Portable Bluetooth One Handed Keyboard from iFrog
By Mike Hanlon
October 20, 2004
Data entry innovator FrogPad has announced the global release of iFrog, a portable one-handed keyboard with Bluetooth connectivity, and is sure to grab a share of the global market searching for efficient means of using their mobile devices on the fly.
The iFrog is a one-handed portable keyboard compatible with Bluetooth-enabled computers and handhelds, offering a small, portable fully functional keyboard which can be used with a suite of devices thanks to its wireless connectivity.
The FrogPad keyboard is 20% of the size of a traditional keyboard, yet easier to use because it is designed around the 15 most-frequently-used letters in the Roman alphabet. Unlike a traditional QWERTY layout, whose design was derived from the limitations of 19th Century typewriter technology, the FrogPad \ has an ergonomic layout designed around the 15 most-used letters in the English alphabet. So if you are attached to the QWERTY keyboard layout, this product is not for you.
The QWERTY keyboard was invented some time in the 1860s yet still exists today as the principal Computer Human Interface (CHI).
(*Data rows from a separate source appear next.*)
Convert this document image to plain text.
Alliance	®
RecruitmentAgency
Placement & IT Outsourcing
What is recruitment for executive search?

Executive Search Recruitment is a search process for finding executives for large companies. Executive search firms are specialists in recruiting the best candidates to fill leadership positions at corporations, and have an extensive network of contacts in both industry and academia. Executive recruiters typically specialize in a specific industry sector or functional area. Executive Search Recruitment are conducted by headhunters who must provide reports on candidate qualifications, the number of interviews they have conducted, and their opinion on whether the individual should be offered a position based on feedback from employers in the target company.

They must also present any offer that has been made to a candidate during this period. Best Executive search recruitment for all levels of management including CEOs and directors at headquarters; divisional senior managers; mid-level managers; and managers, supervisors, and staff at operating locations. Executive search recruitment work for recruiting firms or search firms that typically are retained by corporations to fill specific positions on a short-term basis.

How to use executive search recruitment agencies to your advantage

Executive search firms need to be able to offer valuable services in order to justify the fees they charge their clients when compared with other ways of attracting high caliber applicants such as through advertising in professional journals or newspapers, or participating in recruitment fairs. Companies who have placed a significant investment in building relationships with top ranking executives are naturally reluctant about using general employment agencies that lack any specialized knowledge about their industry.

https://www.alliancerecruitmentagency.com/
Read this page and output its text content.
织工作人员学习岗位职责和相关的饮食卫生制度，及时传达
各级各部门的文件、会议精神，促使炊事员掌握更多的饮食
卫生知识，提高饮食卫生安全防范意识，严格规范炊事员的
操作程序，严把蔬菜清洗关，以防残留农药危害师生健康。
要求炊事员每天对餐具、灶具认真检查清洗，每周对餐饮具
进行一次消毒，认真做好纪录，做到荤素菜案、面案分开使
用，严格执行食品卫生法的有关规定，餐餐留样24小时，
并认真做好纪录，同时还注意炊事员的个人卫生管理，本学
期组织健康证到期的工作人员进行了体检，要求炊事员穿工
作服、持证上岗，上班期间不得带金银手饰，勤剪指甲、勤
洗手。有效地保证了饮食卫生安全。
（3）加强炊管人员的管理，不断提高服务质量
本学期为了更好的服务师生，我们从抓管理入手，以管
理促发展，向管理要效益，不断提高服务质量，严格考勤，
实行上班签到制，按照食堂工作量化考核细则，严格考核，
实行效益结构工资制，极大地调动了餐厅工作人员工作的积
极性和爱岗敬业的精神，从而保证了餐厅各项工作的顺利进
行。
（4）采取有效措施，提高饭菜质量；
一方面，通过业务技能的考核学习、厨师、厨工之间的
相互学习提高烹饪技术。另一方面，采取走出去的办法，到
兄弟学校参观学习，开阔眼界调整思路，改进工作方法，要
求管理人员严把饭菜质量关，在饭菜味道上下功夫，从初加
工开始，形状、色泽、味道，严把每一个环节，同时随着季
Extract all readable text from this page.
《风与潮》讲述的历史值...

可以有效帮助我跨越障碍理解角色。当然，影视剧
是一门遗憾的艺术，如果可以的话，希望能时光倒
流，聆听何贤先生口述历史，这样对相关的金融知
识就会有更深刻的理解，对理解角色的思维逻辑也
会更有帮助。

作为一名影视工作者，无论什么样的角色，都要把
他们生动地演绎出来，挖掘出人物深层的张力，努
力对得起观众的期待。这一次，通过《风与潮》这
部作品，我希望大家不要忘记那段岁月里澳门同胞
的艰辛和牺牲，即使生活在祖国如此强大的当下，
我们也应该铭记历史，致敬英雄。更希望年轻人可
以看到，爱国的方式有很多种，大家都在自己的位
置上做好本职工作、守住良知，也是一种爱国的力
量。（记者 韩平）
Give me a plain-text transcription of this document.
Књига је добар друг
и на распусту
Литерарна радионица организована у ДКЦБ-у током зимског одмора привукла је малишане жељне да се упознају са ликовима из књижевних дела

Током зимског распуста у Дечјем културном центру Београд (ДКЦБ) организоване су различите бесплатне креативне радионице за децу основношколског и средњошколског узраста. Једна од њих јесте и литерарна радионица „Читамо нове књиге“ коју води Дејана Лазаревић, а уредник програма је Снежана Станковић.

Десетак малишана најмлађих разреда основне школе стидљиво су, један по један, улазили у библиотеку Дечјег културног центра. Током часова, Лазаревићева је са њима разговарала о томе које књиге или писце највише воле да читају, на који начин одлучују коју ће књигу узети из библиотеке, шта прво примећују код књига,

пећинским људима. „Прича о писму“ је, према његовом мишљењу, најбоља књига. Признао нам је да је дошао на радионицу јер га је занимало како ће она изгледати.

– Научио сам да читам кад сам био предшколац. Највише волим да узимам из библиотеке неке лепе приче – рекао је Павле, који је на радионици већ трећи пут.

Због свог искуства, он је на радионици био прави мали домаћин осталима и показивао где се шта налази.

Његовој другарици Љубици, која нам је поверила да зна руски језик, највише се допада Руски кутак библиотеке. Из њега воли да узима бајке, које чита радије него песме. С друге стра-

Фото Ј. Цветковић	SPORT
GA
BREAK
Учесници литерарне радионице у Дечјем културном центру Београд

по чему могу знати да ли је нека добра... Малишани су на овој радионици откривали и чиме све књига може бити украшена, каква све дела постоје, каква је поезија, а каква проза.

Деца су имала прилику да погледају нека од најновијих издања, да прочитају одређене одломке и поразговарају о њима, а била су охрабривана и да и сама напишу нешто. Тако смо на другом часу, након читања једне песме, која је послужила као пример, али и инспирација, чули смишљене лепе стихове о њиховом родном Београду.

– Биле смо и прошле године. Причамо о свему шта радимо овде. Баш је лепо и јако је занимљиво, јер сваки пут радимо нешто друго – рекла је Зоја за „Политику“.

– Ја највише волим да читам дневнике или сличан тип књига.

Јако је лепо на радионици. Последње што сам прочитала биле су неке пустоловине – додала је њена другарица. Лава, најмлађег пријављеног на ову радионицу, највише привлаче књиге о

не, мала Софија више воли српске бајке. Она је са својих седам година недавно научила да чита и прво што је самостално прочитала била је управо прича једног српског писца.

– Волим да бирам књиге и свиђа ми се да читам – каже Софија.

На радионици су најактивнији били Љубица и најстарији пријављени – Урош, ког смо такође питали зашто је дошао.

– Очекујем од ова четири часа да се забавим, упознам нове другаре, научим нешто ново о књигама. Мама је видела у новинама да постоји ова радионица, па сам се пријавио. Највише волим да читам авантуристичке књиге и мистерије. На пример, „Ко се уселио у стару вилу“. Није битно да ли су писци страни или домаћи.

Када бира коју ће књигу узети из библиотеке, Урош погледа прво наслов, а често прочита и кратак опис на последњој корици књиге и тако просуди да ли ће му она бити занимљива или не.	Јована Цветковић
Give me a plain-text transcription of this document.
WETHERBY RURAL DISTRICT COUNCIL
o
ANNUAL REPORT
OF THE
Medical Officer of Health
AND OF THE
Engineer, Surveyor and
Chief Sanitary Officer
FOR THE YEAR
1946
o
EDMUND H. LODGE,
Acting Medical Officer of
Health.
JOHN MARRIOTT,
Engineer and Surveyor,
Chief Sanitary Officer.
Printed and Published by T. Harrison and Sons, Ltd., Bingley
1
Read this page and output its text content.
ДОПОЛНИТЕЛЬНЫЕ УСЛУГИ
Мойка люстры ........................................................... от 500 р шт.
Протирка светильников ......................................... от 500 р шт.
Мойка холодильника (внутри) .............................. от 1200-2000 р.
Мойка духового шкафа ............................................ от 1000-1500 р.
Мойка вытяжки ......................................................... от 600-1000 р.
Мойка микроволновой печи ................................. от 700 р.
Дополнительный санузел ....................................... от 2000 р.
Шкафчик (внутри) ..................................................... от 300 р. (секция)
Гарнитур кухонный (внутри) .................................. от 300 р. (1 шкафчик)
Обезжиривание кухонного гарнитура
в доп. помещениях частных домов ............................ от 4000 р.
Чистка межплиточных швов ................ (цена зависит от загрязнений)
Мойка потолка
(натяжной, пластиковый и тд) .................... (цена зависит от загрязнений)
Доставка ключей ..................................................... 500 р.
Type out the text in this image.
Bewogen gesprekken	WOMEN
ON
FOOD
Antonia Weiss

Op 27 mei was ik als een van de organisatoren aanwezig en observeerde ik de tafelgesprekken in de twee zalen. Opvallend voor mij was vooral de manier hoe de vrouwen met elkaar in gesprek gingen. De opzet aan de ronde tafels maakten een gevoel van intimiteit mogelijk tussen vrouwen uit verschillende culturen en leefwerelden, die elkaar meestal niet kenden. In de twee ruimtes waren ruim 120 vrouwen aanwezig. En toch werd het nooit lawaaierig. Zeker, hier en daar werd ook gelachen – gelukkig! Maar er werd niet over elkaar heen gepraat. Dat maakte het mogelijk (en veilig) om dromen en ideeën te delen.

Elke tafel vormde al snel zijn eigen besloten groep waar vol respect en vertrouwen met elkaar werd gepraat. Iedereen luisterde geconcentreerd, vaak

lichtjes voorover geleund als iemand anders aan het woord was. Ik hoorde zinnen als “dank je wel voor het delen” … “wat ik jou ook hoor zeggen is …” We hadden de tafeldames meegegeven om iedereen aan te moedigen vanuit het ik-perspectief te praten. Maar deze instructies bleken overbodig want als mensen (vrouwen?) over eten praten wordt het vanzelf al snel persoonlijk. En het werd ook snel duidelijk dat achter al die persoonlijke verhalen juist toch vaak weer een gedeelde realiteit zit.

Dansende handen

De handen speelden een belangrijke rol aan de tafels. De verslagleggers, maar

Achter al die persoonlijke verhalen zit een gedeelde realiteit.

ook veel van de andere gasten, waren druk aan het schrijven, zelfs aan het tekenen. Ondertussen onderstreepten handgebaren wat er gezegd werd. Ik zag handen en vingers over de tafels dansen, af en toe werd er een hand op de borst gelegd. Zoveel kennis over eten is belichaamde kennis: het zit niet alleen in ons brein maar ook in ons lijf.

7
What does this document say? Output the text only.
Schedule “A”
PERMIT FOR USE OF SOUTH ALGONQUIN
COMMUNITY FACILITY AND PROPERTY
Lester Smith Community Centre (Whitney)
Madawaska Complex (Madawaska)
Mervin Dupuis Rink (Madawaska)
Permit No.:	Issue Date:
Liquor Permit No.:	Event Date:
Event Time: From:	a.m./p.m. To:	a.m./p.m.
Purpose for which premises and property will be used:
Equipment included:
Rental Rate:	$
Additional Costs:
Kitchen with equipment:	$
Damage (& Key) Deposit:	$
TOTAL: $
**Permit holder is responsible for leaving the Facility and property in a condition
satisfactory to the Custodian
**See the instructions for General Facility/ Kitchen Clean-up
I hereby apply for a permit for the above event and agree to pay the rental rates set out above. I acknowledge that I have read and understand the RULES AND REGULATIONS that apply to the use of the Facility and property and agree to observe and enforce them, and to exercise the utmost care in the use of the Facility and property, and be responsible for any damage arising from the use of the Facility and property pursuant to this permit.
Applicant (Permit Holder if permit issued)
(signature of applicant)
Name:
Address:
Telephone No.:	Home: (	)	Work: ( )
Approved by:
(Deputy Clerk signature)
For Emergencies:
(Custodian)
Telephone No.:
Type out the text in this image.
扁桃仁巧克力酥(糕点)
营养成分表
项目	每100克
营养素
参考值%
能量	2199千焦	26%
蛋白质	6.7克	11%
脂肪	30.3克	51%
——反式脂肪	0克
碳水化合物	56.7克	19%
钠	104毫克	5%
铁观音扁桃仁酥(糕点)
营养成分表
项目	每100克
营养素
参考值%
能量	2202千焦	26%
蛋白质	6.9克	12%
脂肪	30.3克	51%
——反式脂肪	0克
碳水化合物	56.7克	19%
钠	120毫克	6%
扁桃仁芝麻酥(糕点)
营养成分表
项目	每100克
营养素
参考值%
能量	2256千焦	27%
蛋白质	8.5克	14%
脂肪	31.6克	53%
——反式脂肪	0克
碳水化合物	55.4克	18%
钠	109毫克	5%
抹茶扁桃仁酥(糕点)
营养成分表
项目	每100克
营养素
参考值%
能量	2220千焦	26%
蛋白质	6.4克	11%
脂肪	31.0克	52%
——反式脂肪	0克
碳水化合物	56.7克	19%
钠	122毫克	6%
It is also the main limitation we face every day in getting information into computers, as it was designed a century before humanity had more than a rudimentary understanding of the challenges of CHI design.
For the record, it was invented by Christopher Latham Sholes(1819-1890), a U.S. mechanical engineer who patented the first practical modern typewriter in 1868. The typewriter was first manufactured by Remington Arms Company in 1873 and prior to the advent of the computer, was the most significant everyday business tool. They developed what has become today's standard "QWERTY" keyboard and if you glance at the keyboard in front of you, you'll see the top line is an anagram of the company's brand which became a word of common usage - typewriter.
The world is full of hunt-and-peck typists who have never learned to use the QWERTY layout optimally and tests show that many modern keyboard designs (Dvorak, chord, etc) are far more efficient, yet the QWERTY layout has become the global interface for computers almost by default.
The FrogPad offers for the first time a good reason to break the tyranny of the QWERTY layout, which is difficult to incorporate in a handheld device. It's very practical and compact 3" x 5" size means it can be carried and used with hadhelds and it may offer the killer app which enables the widespread adoption of portable messaging. It offers full functionality, a low profile and full-sized keys that allow fast, easy and accessible data entry.
By 2005, Accenture estimates the convergence of embedded wireless devices on the Internet to be in the range of 1.7 billion globally. FrogPad estimates that 50% of these devices will require a portable compact fully functional data entry device.
Just a note: potential users should check their software and hardware supports the Bluetooth Human Interface Device (HID) profile, which describes how a keyboard will communicate with another Bluetooth device.